Saya akan mengawali kisah "PARA MANTAN" ini dengan cerita tentang seorang teman, sekaligus pengasuh, saat saya kecil dulu.

Lek Sih namanya. Kalau tidak salah, dia adalah anak paling kecil dari Wo Yam. Wo Yam ini merupakan dukun bayi paling mumpuni dan seniro di kelurahan Banyudono. Beliau punya anak cewek semua, dan Lek Sih adalah anak paling bontotnya. 

Lek Sih mulai ikut membantu Mae menjaga saya sejak kira-kira umurku 2 tahun. Sebab sejak umur 2 tahun itu, saya harus sering ditinggal Mae. Mae harus mengantar Pae berobat ke sana ke mari. Kadang bahkan Pae harus ditinggal di sebuah balai pengobatan tradisional dan kemudian Mae tiap 2 hari sekali menjenguk sambil membawapkan baju ganti. Kalau tidak ada Lek Sih, maka otomatis saya harus dibawa-bawa. Itu sungguh sangat merepotkan.

Saat Pae meninggal, Lek Sik menggendong saya sejak pagi. Tak sedetikpun Lek Sih menurunkan saya. Dia menggendong saya di depan. Jika capek, dia pindah saya ke belakang, di atas punggungnya. Sambil menggendong saya, Lek Sih ikut membantu pekerjaan dapur atau apapun yang bisa dia lakukan. Itu jika saya sedang diam saja. Tapi prioritas utamanya adalah membuat saya tidak rewel selama proses perawatan jenazah Pae hingga dikuburkan. Dia pastikan saya tidak menangis sebab tentu itu akan menambah pilu hati Mae. Dan mungkin Lek Sih tidak mau para tamu yang melihat saya akan bertambah rasa kasihannya jika saya sampai menangis. Lek Sih benar-benar menjalankan tugasnya dengan baik hari itu.

Samar-samar saya ingat saat Pae dibawa ke pemakaman, Lek Sih membawa saya juga ikut ke pemakaman. Kami tidak masuk. Hanya di luar pagar. Lek Sih mungkin ingin memberikan kenangan yang tidak akan terulang itu buat saya. Meskipun tentu otak mungil saya belum bisa menympan semua detailnya dengan baik. Semua samar-samar. Termasuk isak Lek Sih yang terdengar samar-samar. Dia pindahkan tubuh saya dari punggungnya ke depan. Dia peluk saya tanpa berkata-kata. Saya juga dulu tidak tahu apa maksudnya. Saya baru tahu setelah saya dewasa.

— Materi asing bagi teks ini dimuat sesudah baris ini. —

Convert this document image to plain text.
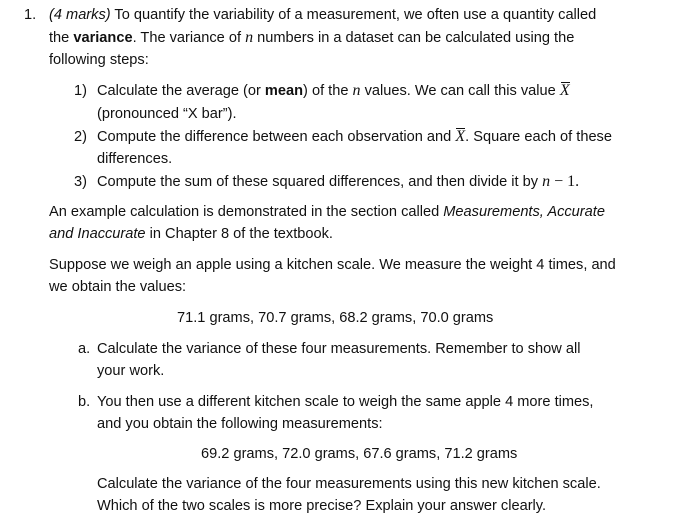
1. (4 marks) To quantify the variability of a measurement, we often use a quantity called
the variance. The variance of n numbers in a dataset can be calculated using the
following steps:
1) Calculate the average (or mean) of the n values. We can call this value X
(pronounced “X bar”).
2) Compute the difference between each observation and X. Square each of these
differences.
3) Compute the sum of these squared differences, and then divide it by n − 1.
An example calculation is demonstrated in the section called Measurements, Accurate
and Inaccurate in Chapter 8 of the textbook.
Suppose we weigh an apple using a kitchen scale. We measure the weight 4 times, and
we obtain the values:
71.1 grams, 70.7 grams, 68.2 grams, 70.0 grams
a. Calculate the variance of these four measurements. Remember to show all
your work.
b. You then use a different kitchen scale to weigh the same apple 4 more times,
and you obtain the following measurements:
69.2 grams, 72.0 grams, 67.6 grams, 71.2 grams
Calculate the variance of the four measurements using this new kitchen scale.
Which of the two scales is more precise? Explain your answer clearly.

Kenangan lain tentang Lek Sih yang paling saya ingat adalah, ketika Lek Sih harus menggendong saya sambil berlari sebab rumah kami dimasuki Dayat. Dayat adalah salah satu dari 2 orang gila yang sering wira-wiri di jalan-jalan kampung kami. Satu lagi namanya Lek Manah. Berbeda dengan Lek Manah yang cenderung banyak bicara dan ramah, Dayat itu misterius. Dia diam. Berjalan diam dan menatap ke depan kosong. Meskipun tidak pernah ada catatan dia pernah menggangu atau menjahati orang lain, Dayat tetaplah bukan orang yang akan diterima baik di rumah siapapun. Maka ketika siang itu saya sednag tidur, lalu Dayat masuk ke rumah, Lek Sih langsung menggendong saya dan berlari menjauh dari rumah. Dia pasti sangat ketakutan. 

Setelah saya besar, hingga setua ini, Lek Sih masih menganggap saya anak kecil. Dia akan melayani saya. Mijitin, membuatkan minum, atau apapun. Saya justru berfikir dia tidak ingin kami bersitatap lama-lama. Sebab jika itu terjadi, Lek Sih akan menangis. Lek Sih mudah sekali memangis setiap ketemu saya. Dia seperti sedang membuka album-album rekaman kenangan masa kecil saya bersamanya. Kadang dia menangis sambil tertawa menceritakan betapa lucunya saya dulu. Lalu tiba-tiba dia akan menunduk dalam dan kehabisan kata-kata, sambil memegangi tangan saya.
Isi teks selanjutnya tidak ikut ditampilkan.